The company’s half yearly financial report also revealed that revenue fell more sharply in France than elsewhere, and the proportion of revenue generated outside France was 49% compared to 44% in the first half of 2019.
Xavier Huillard, Vinci’s Chairman and CEO, commented that, “In the circumstances, Vinci’s financial performance in 2020 will be well below that achieved in 2019.
“However, we intend to focus beyond 2020, mobilised to support the resumption of economic activity in regions in which we play an essential role in both Concessions and Contracting.”

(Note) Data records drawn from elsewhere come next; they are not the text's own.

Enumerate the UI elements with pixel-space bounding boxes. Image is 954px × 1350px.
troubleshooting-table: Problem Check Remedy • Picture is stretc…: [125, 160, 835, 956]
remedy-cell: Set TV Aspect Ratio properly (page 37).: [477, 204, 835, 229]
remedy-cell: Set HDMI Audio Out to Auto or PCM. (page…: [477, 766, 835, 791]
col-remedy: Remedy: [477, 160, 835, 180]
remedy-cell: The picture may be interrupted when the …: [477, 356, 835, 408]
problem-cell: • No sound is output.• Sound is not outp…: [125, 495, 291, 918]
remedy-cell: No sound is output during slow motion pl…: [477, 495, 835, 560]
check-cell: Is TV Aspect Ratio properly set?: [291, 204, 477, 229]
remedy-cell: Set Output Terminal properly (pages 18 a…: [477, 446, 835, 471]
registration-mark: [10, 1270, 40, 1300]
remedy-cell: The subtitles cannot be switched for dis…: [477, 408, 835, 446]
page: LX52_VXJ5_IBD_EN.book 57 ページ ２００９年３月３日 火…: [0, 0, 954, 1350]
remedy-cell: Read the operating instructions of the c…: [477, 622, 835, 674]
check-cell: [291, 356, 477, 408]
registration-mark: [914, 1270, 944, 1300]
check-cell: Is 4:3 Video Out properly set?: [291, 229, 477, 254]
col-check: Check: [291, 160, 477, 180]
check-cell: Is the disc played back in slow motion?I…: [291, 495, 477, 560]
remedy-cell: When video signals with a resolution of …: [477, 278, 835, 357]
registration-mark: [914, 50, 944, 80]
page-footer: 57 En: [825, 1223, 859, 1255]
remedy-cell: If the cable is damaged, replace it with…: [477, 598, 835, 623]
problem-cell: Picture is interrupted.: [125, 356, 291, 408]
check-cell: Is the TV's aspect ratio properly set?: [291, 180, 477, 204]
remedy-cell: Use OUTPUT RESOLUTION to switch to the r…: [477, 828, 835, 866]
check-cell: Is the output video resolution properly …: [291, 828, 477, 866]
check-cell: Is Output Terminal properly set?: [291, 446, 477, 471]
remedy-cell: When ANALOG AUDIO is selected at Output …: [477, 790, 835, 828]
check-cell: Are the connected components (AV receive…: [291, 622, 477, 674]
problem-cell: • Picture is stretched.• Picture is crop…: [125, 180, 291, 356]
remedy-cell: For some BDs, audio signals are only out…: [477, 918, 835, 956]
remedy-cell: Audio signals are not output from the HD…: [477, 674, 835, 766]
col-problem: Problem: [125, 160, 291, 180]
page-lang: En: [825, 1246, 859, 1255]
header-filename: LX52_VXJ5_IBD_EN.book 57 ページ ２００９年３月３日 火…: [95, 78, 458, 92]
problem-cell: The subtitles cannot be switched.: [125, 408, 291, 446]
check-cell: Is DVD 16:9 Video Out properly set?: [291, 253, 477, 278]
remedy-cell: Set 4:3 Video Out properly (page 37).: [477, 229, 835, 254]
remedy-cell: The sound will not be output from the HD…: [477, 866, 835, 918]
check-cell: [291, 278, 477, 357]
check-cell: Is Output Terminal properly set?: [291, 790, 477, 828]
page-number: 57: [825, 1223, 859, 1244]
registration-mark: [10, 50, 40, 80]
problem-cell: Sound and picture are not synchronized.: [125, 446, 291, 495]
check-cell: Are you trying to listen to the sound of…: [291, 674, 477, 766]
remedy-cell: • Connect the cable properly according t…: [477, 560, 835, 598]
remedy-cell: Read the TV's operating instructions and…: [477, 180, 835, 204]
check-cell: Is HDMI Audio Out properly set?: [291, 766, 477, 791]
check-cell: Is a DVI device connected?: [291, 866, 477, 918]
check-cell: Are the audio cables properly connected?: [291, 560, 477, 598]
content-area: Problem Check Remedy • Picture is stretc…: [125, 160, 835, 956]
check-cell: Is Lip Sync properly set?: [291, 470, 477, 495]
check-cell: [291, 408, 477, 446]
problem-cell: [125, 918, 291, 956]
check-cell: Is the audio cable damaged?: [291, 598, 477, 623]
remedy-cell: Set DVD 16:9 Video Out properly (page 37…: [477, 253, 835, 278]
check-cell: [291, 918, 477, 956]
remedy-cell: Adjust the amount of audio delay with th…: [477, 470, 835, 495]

Contracting revenue totalled €15.8 billion (US$18.7 billion), down 13% like-for-like compared to the first half of 2019. After a strong start to the year, business levels were affected by coronavirus, although the extent differed between countries. In France, business levels were very low in building and public works for around a month after the lockdown was introduced. The situation improved from the second half of April.
In the first half as a whole, revenue was down 21%. In many other countries, business levels remained close to normal, the situation in each country reflecting the measures introduced by local public health authorities. Revenue outside France was close to stable in the first half, only down 3% like-for-like.
At Vinci Construction, revenue totalled €5.8 billion (US$6.8 billion), down 17% on an actual basis and like-for-like. In France - which accounts for 47% of the total - revenue fell 27% since the vast majority of worksites shut down for more than a month. That resumption took place quicker on public works sites than on building sites, which are more affected by social distancing rules.
Outside France (which accounts for 53% of the total revenue), the decline in revenue was limited to 6% since it was possible to maintain business activity in many countries, at least partially, with situations varying from country to country.
The company’s airports division saw revenue of €0.6 billion (US$0.7 billion), down 56% like-for-like, as activity across all airports in the network stopped almost entirely in the second quarter after most countries introduced bans on commercial flights.
Xavier Huillard added, “After a good start to the year, continuing the trend seen in 2019, the Group’s business levels and earnings were badly affected by the Covid-19 pandemic. The crisis had a particularly severe impact in France in all business lines after lockdown measures were introduced on 17 March.”